Financial Crime World

Risk-Taking and Remuneration: A Concern for Bank Directors

In recent times, concerns have been raised about the remuneration system of banks in Japan, particularly regarding its potential to drive excessive risk-taking among directors, executive officers, and employees.

Remuneration Committee Oversight

To address this concern, the Financial Services Agency (FSA) has stressed the need for the remuneration committee of a bank to play an active role in supervising and managing the remuneration system. The committee must ensure that the system is properly established and managed, taking into account the potential impact on the bank’s core capital.

Communication with Risk Monitoring Department

The FSA has also highlighted the importance of communication between the remuneration committee and the risk monitoring department of a bank. This collaboration can help identify potential risks and ensure that the remuneration system is aligned with the bank’s overall risk strategy.

Challenges in Remuneration Practices

  • Short-Termism and Performance-Based Remuneration: The FSA has cautioned against remuneration systems that encourage excessive short-termism or become overly performance-based. Such systems can create incentives for directors, executive officers, and employees to prioritize short-term gains over long-term sustainability.
  • Independence of Risk Monitoring and Compliance Departments: The FSA has emphasized the need for the remuneration system to treat staff in the risk monitoring and compliance departments independently from other business departments. The roles of these departments are crucial to ensuring the bank’s stability, and their remuneration should reflect their importance.

FSA Intervention

If a bank’s remuneration system is deemed problematic during regular off-site monitoring or inspection, the FSA may require the bank to submit a report under Article 24, Paragraph 1 of the Banking Act. In cases where serious problems are recognized, the FSA may take administrative action, such as issuing an order for business improvement under Article 26 of the Banking Act.

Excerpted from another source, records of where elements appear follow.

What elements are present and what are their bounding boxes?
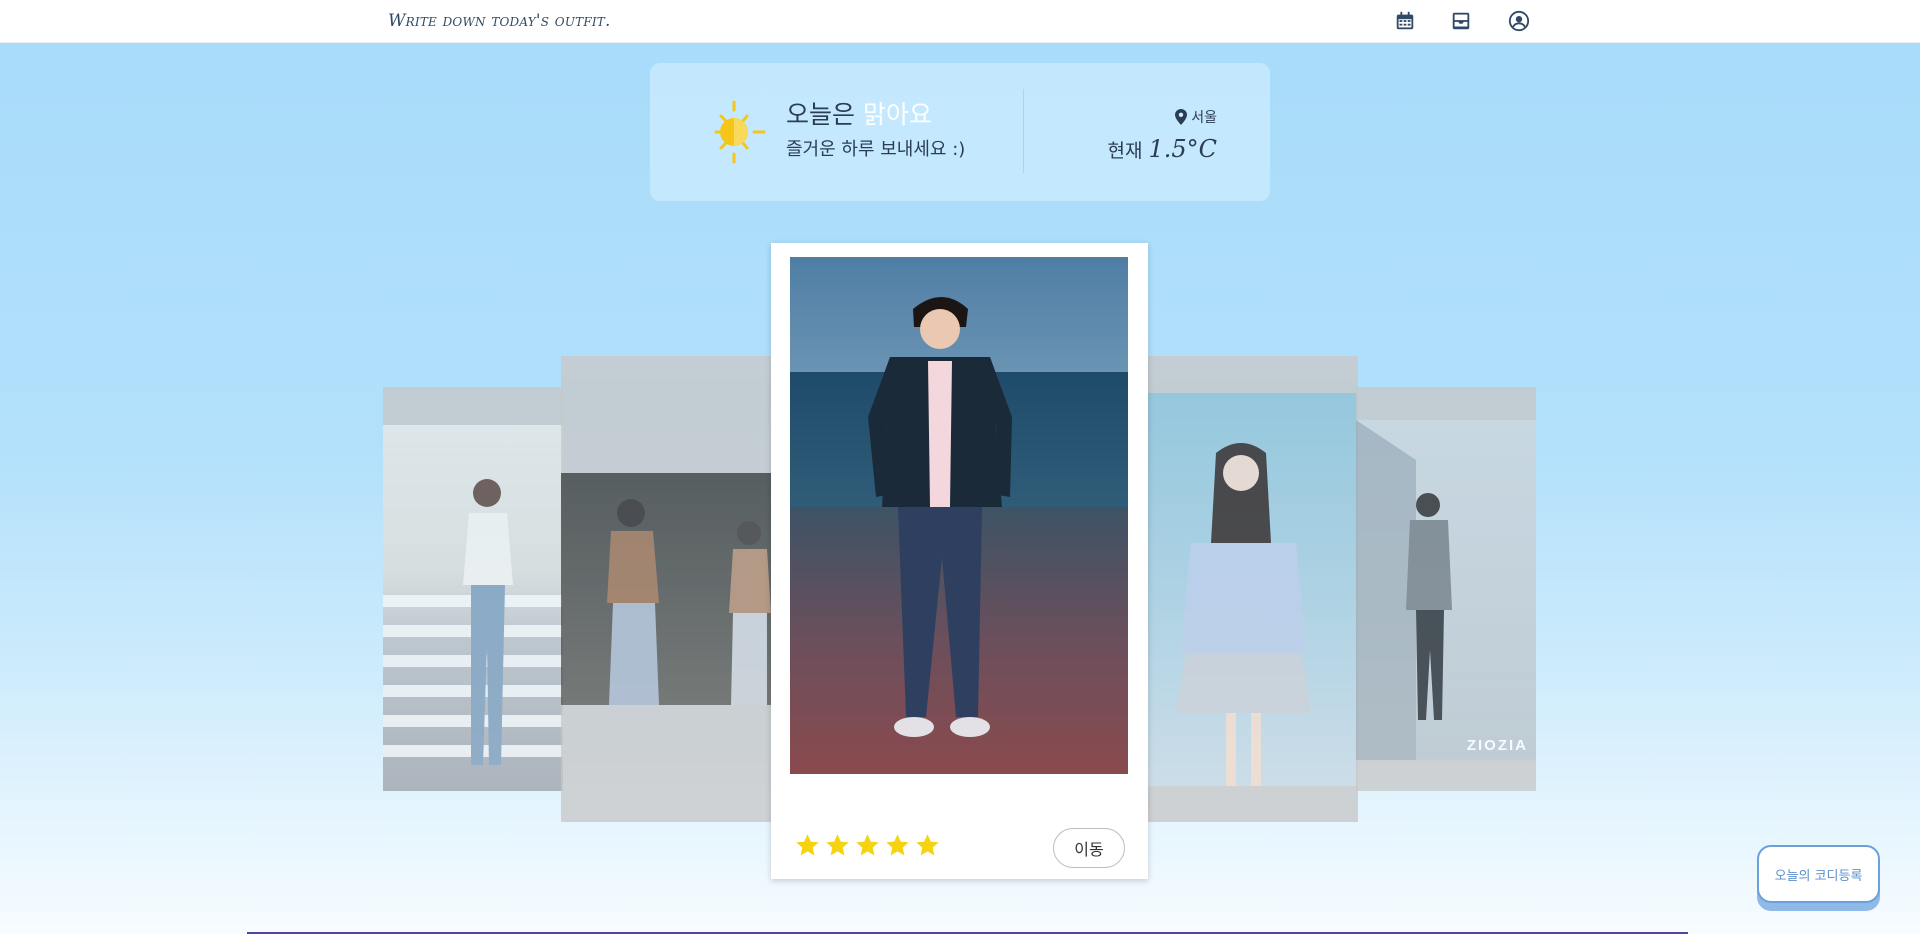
outfit-photo — [790, 257, 1128, 774]
current-temperature: 현재 1.5°C — [1108, 135, 1218, 163]
weather-message: 즐거운 하루 보내세요 :) — [786, 139, 966, 160]
map-pin-icon — [1175, 109, 1188, 125]
main-area: 오늘은 맑아요 즐거운 하루 보내세요 :) 서울 현재 1.5°C ZIOZI… — [0, 43, 1920, 934]
star-icon[interactable] — [794, 832, 821, 859]
inbox-icon[interactable] — [1449, 9, 1473, 33]
outfit-photo — [561, 473, 773, 705]
move-button[interactable]: 이동 — [1053, 828, 1125, 868]
brand-title[interactable]: Write down today's outfit. — [388, 11, 611, 31]
outfit-card-5[interactable]: ZIOZIA — [1356, 387, 1536, 791]
outfit-card-3[interactable]: 이동 — [771, 243, 1148, 879]
outfit-photo: ZIOZIA — [1356, 420, 1536, 760]
location-name: 서울 — [1191, 110, 1217, 126]
user-circle-icon[interactable] — [1507, 9, 1531, 33]
outfit-photo — [1146, 393, 1358, 786]
outfit-card-4[interactable] — [1146, 356, 1358, 822]
register-outfit-button[interactable]: 오늘의 코디등록 — [1757, 845, 1880, 903]
star-icon[interactable] — [884, 832, 911, 859]
sun-icon — [714, 100, 766, 164]
rating-stars — [794, 832, 941, 859]
calendar-icon[interactable] — [1393, 9, 1417, 33]
temperature-value: 1.5°C — [1148, 135, 1217, 163]
top-bar: Write down today's outfit. — [0, 0, 1920, 43]
star-icon[interactable] — [854, 832, 881, 859]
temperature-label: 현재 — [1107, 140, 1143, 162]
location: 서울 — [1175, 107, 1217, 127]
weather-prefix: 오늘은 — [786, 100, 856, 129]
brand-watermark: ZIOZIA — [1466, 737, 1528, 754]
weather-headline: 오늘은 맑아요 — [786, 95, 932, 131]
weather-condition: 맑아요 — [862, 100, 932, 129]
outfit-card-1[interactable] — [383, 387, 563, 791]
star-icon[interactable] — [824, 832, 851, 859]
weather-card: 오늘은 맑아요 즐거운 하루 보내세요 :) 서울 현재 1.5°C — [650, 63, 1270, 201]
outfit-photo — [383, 425, 563, 791]
weather-divider — [1023, 89, 1024, 173]
star-icon[interactable] — [914, 832, 941, 859]
outfit-card-2[interactable] — [561, 356, 773, 822]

Anti-Money Laundering and Know-Your-Customer Regulations

In addition to remuneration practices, banks in Japan must also comply with anti-money laundering (AML) and know-your-customer (KYC) regulations. The FSA has issued guidelines to clarify the required actions and expected actions for financial institutions, including banks.

Customer Due Diligence and Record-Keeping

  • Verify customer identification data
  • Record transactions
  • Keep verification records for seven years
  • Report suspicious transactions to the competent administrative authority

Depositor Protection Regime

The Deposit Insurance Corporation (DIC) administers Japan’s deposit insurance system, which protects depositors up to a statutory limit. Insured financial institutions include banks and other deposit-taking financial institutions licensed in Japan, with some exceptions.

Conclusion

In conclusion, the FSA has emphasized the importance of a well-designed remuneration system that does not encourage excessive risk-taking among bank directors, executive officers, and employees. The agency has also highlighted the need for effective AML/KYC practices and depositor protection measures to ensure the stability of Japan’s financial system.